Baca berita tanpa iklan. Gabung Kompas.com+

Tambulun Saiyo, Benteng Kesenian Pesisir Selatan

Kompas.com - 07/06/2013, 14:43 WIB

DI tengah gempuran beragam kesenian pop yang memengaruhi sebagian besar masyarakat, Sanggar Kesenian Tradisional Tambulun Saiyo di kawasan Kampung Kurao, Nagari Sungai Liku Pelangai, Kecamatan Ranah Pesisir, Kabupaten Pesisir Selatan, Sumatera Barat, menjadi benteng bagi sejumlah seni tradisi. Tari piring tradisional, tari ratok gadih basanai, dan tari selendang adalah beberapa di antara jenis seni pertunjukan yang hingga kini terus dipertahankan sejumlah pakem tradisinya.

Setidaknya sekali dalam setiap pekan, anggota sanggar itu menggelar latihan. Setiap Sabtu malam, sekitar 20 anggota sanggar berlatih di pelataran rumah pasangan H Abdul Muis (81) dan Hj Yulidar (73).

Lokasi berlatih dan menjaga pakem tradisi itu berjarak sekitar 170 kilometer dari Kota Padang. Adapun dari pusat pemerintahan Kecamatan Ranah Pesisir, terpisah sekitar 15 kilometer. Tegangan listrik dari PLN baru mengalir sekitar tiga bulan terakhir. Sebelumnya, sebagian anggota sanggar iuran Rp 3.000 per orang untuk biaya membeli solar guna menggerakkan genset.

Seperti yang terlihat pada Sabtu (23/2) malam lalu, puluhan anggota sanggar bergantian menampilkan kebolehan mereka. Pentas dibuka dengan pementasan oleh sekelompok penari cilik yang memainkan tari piring.
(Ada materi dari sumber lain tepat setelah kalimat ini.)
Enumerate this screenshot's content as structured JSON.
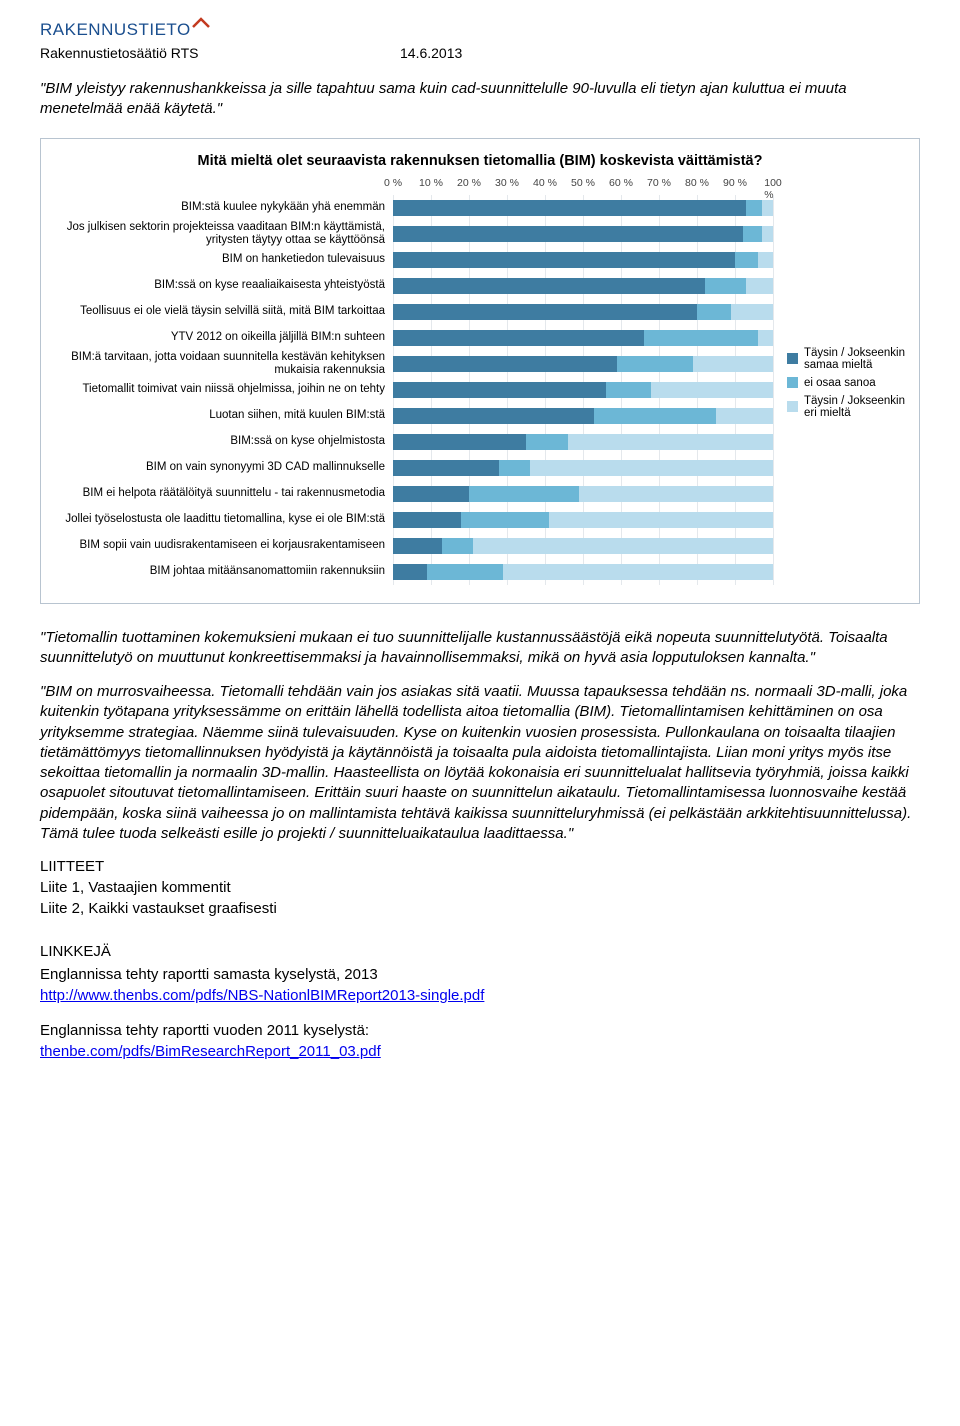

Gerakan rancak dipandu musik ritmis dalam tempo cepat membuat malam itu terasa hangat. Jenis tari piring itu relatif berbeda dengan yang biasa dipertunjukkan pada sejumlah acara resmi di wilayah perkotaan Sumatera Barat.

Staf Taman Budaya Sumatera Barat, Nina Rianti, mengatakan, perbedaan itu memang sesuai dengan ungkapan Minang yang berbunyi, adat salingka nagari. Ini mengandung tafsir bahwa adat tertentu memang hanya berlaku pada satu wilayah nagari. Untuk nagari lain, sekalipun letaknya relatif berdekatan, adat yang berlaku berikut segala pranata, termasuk hasil-hasil keseniannya, bisa jadi bakal sangat berbeda.

Menurut Ketua Sanggar Kesenian Tradisional Tambulun Saiyo, Mardianton, anggota sanggar terdiri dari delapan laki-laki dan 12 perempuan. Rentang usia mereka antara 10 tahun dan 22 tahun.

”Salah satu syarat untuk menjadi anggota sanggar ialah, mereka harus bersekolah,” kata Mardianton. Syarat tersebut bukan tanpa alasan. Sebab, dengan lokasi yang relatif terpencil, akses pada pendidikan bagi masyarakat di kampung itu relatif rendah.

Berdasarkan data yang tercatat pada Sanggar Kesenian Tradisional Tambulun Saiyo, pada 2010 sekurangnya 82 persen penduduk Kampung Kurao tidak pernah menjalani pendidikan formal. Hanya 10 persen mengecap pendidikan tingkat SMA, 3 persen tingkat SMP, dan 5 persen tingkat SD.

Mardianton mengatakan, dengan syarat mesti bersekolah bagi para anggota sanggar, diharapkan banyak masyarakat yang terlecut semangatnya untuk menempuh pendidikan. Ini menjadi semacam cara mengentaskan masyarakat dari kungkungan rendahnya tingkat pendidikan lewat kesenian sebagai daya tariknya.

”Sekaligus mengubah pola pikir sebagian masyarakat soal pendidikan,” ujar Mardianton.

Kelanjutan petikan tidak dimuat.